Once, your mother used to just give you unsolicited news about your age-mates’ weddings. But now she is blackmailing you with “Am I ever going to get a grandchild in my life?”
Once, your mother used to just give you unsolicited news about your age-mates’ weddings. But now she is blackmailing you with "Am I ever going to get a grandchild in my life?”
You try not to show that you’re offended by this kind of imposition. You are an only child. Your mother sacrificed a lot for you. Telling her to back off might strain your relationship with her.
What you don’t know is that your mother isn’t fighting for a chance to be a grandmother as much as she is fighting to prove to relatives and other haters that you’re not gay.
But how did people come to form such a ridiculous opinion about you, a heterosexual and a self-proclaimed homophobe?
Well, your cousin read somewhere that people who grow up without fathers are likely to end up gay because they are looking for the fatherly love that they missed.
She tells that to her sister who tries but fails to remember a time in your life when you had a girlfriend or even a crush. Furthermore, she has always thought you to be a tad too sensitive to be interested in ‘being a man.’
They both scroll through your Facebook photos that are nothing more than a display of your physical frailness. Your physique is very much like that of the gay guys that they always see on TV rolling their eyes and using too many hand gestures.
They now have enough evidence to conclude that you are, without a doubt, a gay man. They tell their mother, who is your maternal aunt. Like the concerned sister she is, she sits your mother down and tells her.
Your mother doesn’t sleep that night. She tosses and turns in bed, wondering whether or not to tell you what people are saying. It might push you to get married. But it might also create an opportunity for you to tell her that you are indeed gay. She decides to bite her tongue and wage war on your singlehood.
What she doesn’t know is that you really do want to get married. But you are fixated on this girl who just won’t let you out of the friend zone.

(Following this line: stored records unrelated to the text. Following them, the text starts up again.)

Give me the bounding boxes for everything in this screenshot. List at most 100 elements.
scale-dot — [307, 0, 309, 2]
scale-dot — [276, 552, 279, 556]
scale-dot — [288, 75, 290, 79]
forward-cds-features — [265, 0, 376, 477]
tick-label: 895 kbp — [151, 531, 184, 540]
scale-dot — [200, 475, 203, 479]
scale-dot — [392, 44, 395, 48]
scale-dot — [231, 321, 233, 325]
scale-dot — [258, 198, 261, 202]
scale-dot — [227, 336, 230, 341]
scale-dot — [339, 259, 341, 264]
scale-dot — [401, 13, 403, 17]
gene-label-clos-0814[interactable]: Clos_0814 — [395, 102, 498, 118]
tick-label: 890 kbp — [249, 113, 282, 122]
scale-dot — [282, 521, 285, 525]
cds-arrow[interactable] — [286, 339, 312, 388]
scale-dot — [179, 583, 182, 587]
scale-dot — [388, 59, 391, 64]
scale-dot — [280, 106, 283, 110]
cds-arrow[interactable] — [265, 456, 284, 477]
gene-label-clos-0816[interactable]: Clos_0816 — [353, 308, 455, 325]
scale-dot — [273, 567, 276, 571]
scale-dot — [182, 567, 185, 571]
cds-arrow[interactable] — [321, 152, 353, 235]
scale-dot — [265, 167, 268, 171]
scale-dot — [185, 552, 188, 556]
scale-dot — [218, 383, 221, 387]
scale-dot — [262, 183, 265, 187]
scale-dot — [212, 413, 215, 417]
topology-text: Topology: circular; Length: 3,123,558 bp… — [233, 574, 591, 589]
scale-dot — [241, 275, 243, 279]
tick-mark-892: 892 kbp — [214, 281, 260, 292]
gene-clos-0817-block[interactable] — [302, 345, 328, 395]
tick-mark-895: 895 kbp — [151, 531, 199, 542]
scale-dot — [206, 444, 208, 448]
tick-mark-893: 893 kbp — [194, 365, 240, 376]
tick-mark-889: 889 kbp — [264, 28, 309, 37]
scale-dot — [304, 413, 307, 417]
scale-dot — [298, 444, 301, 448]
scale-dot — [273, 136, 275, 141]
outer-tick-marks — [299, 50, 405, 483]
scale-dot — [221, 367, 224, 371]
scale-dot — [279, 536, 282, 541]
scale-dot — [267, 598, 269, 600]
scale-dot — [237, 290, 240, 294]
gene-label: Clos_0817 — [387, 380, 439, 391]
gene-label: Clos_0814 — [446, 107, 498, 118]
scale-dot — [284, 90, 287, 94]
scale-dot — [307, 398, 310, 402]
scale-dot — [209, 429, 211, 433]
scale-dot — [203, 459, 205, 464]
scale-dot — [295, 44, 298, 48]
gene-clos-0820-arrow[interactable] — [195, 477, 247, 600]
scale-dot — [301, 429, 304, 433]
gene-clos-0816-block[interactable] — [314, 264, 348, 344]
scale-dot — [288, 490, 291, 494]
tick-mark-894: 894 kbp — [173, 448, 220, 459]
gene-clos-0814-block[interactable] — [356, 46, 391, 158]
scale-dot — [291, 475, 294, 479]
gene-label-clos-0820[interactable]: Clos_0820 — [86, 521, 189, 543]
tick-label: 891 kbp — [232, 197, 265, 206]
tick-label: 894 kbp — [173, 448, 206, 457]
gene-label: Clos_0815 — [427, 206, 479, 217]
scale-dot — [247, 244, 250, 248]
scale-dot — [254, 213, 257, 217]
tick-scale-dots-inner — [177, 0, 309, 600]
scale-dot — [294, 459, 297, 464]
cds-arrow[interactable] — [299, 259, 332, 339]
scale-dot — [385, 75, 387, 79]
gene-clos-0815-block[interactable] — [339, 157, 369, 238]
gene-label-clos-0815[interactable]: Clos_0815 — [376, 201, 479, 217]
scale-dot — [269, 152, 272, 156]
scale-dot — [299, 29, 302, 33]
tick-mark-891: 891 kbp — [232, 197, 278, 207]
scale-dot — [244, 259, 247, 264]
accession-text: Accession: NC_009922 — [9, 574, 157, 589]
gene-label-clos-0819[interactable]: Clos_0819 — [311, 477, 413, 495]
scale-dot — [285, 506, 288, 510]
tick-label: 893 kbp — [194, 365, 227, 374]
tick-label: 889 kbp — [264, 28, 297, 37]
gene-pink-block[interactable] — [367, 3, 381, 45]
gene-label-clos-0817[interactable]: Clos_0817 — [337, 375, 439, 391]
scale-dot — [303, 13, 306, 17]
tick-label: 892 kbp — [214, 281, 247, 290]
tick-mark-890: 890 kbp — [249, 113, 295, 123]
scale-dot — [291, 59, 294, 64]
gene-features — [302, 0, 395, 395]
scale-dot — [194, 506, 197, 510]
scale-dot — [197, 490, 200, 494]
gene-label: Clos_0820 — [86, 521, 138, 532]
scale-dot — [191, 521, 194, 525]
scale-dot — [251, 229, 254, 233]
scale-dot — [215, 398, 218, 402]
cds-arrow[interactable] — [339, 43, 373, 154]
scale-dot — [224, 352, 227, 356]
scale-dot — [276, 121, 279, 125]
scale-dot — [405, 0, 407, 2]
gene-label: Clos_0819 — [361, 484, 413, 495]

You are not supposed to be in the friendzone. Save for the fact that you are frail, you are not bad looking. And anyway, a lot of girls like thin tall guys so your appearance is not the problem. You intelligence is well above average. You are sensitive and sweet. You are moneyed.
But the girl keeps you locked safely in the friendzone because you are not as big a fan of Jesus as she wants her future partner to be. You are figuring out a way to bridge this particular gap to her heart.
Two years go by and your mother finally gets tired of holding it all in. She loads airtime and initiates a phone conversation. In the middle of that conversation, she finally mans up the courage to ask, "Are you gay?” There is awkward silence.